医療の現場においてはこのように、複数の倫理的な原則が対立するなかで、一つの選択肢を選ばなければならない局面がしばしば起こります。ここには、もちろん決まった答えはありません。日本においても、堕胎は罪であると刑法に定められてはいるものの、母体保護法では条件つきで人工妊娠中絶が認められており、実際に年間18万件以上の人工妊娠中絶が行われています(平成26年度*2)。母親の自己決定をとるべきか、胎児の生命をとるべきか、どちらを選ぶかは、人それぞれに委ねられるのです。

*1…森岡恭彦(2010)『医の倫理と法 その基礎知識 改訂第2版』南江堂
*2…厚生労働省 衛生行政報告例より

生殖医療にまつわる倫理的な問題(後編)
出生前診断と人工妊娠中絶
さて、人工妊娠中絶に関連するもう一つのトピックとして、出生前診断があります。出生前診断とは、出生前に胎児の生死や健康状態、先天異常(染色体異常等)の有無などを診断する検査のことです。この中で特に倫理的な問題をはらむのは、先天異常の有無を診断する検査でしょう。すなわち、ケース2のBさん夫婦のように、先天異常がわかった場合、人工妊娠中絶をするのかどうかという問題が出てくるのです。
出生前診断には、大きく分けて、簡単なスクリーニング検査と、確定診断ができる羊水検査や絨毛検査があります。羊水検査や絨毛検査は子宮への侵襲を伴うため、流産等のリスクがあります。

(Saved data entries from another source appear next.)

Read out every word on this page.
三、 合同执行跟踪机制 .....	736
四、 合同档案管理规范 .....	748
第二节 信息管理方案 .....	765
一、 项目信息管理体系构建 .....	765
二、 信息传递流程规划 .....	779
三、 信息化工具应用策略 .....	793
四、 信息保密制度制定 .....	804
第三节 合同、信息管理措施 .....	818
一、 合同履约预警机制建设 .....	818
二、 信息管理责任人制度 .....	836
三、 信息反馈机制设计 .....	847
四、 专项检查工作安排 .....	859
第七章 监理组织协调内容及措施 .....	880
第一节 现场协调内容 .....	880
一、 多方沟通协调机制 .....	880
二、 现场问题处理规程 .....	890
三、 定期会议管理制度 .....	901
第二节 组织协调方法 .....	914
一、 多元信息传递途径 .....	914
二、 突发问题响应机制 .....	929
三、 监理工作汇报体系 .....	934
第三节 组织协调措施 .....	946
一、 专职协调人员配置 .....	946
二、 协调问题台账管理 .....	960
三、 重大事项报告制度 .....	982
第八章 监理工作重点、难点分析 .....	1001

ケース2でD医師が話しているように、近年、母体の血液を採取して行うスクリーニング検査(無侵襲的出生前遺伝学的検査、NIPT)が可能になり、話題になりました。NIPTでは、13トリソミー症候群、18トリソミー症候群、21トリソミー症候群(ダウン症候群)の3つの染色体疾患を発見できます。母体の血液のみを採取するため流産のリスクはなく、「新型出生前診断」として有名になりました。
NIPTは、胎児の命を脅かすおそれはありません。高齢出産では先天異常のリスクが高まるという情報は広まっているので、軽い気持ちで検査を受けてみようかと考える夫婦もいるかもしれません。しかし、実際に検査結果が出たときのことを真剣に考えてみると、Bさん夫婦が抱えたような葛藤を避けることはできないでしょう。
法律的に言えば、胎児に先天異常があるとわかった場合、妊娠22週未満であれば、人工妊娠中絶をするという選択肢をとることは可能です。先に挙げた年間18万件以上の人工妊娠中絶のうち、ほとんどは「(1)妊娠の継続又は分娩が身体的又は経済的理由により母体の健康を著しく害するおそれのあるもの」に基づいて行われていますが、この条文の解釈は医師の判断に任せられています。いまの日本では、人工妊娠中絶をしたいと決めた夫婦は、ほとんどの場合、法的責任を問われることなく中絶手術を行うことができるのが現状です。しかし、両親が病気や障害をもつ可能性の低い子どもを選ぶこと、いわゆる「命の選別」は果たして許されることなのでしょうか。
事態をさらに複雑にしているのは、ケース1と異なり、この場合は「現在妊娠している子を産むかどうか」という問題に加えて「今妊娠している障害のある子と、その子を中絶した後に妊娠するかもしれない健康な可能性のある子とどちらを選択するか」という問題も発生するという点です。障害のある子ではなく健康な子を選択することは、例えばいま障害をもって生活している人からすれば、差別的な行為にも映るでしょう。しかし、特に高齢出産の場合、障害をもつ子を自分たちは無事に育てられるのか、幸せにできるのかといった不安を抱くのもまた自然な感情であるようにも思われます。出生前診断の技術が進歩しつつあることで、このように思い悩む夫婦は更に増えるのではないかと予想できます。
生命の操作はどこまで許されるのか
生殖補助医療の発展は、今後も続くでしょう。今回のケースで扱ったトピック以外にも、配偶者間/非配偶者間の人工授精・体外受精・胚凍結・代理懐胎など、研究は様々な分野で進んでいます。医師は、開発されゆく様々な技術について常に学び、倫理的な観点で見たときに果たして実行していいのか・実行すべきなのか、判断しなければなりません。みなさんは、目の前の患者が最善の選択をできるよう、法律やガイドラインをはじめ、最新の情報を収集しながら考え続けなければならないのです。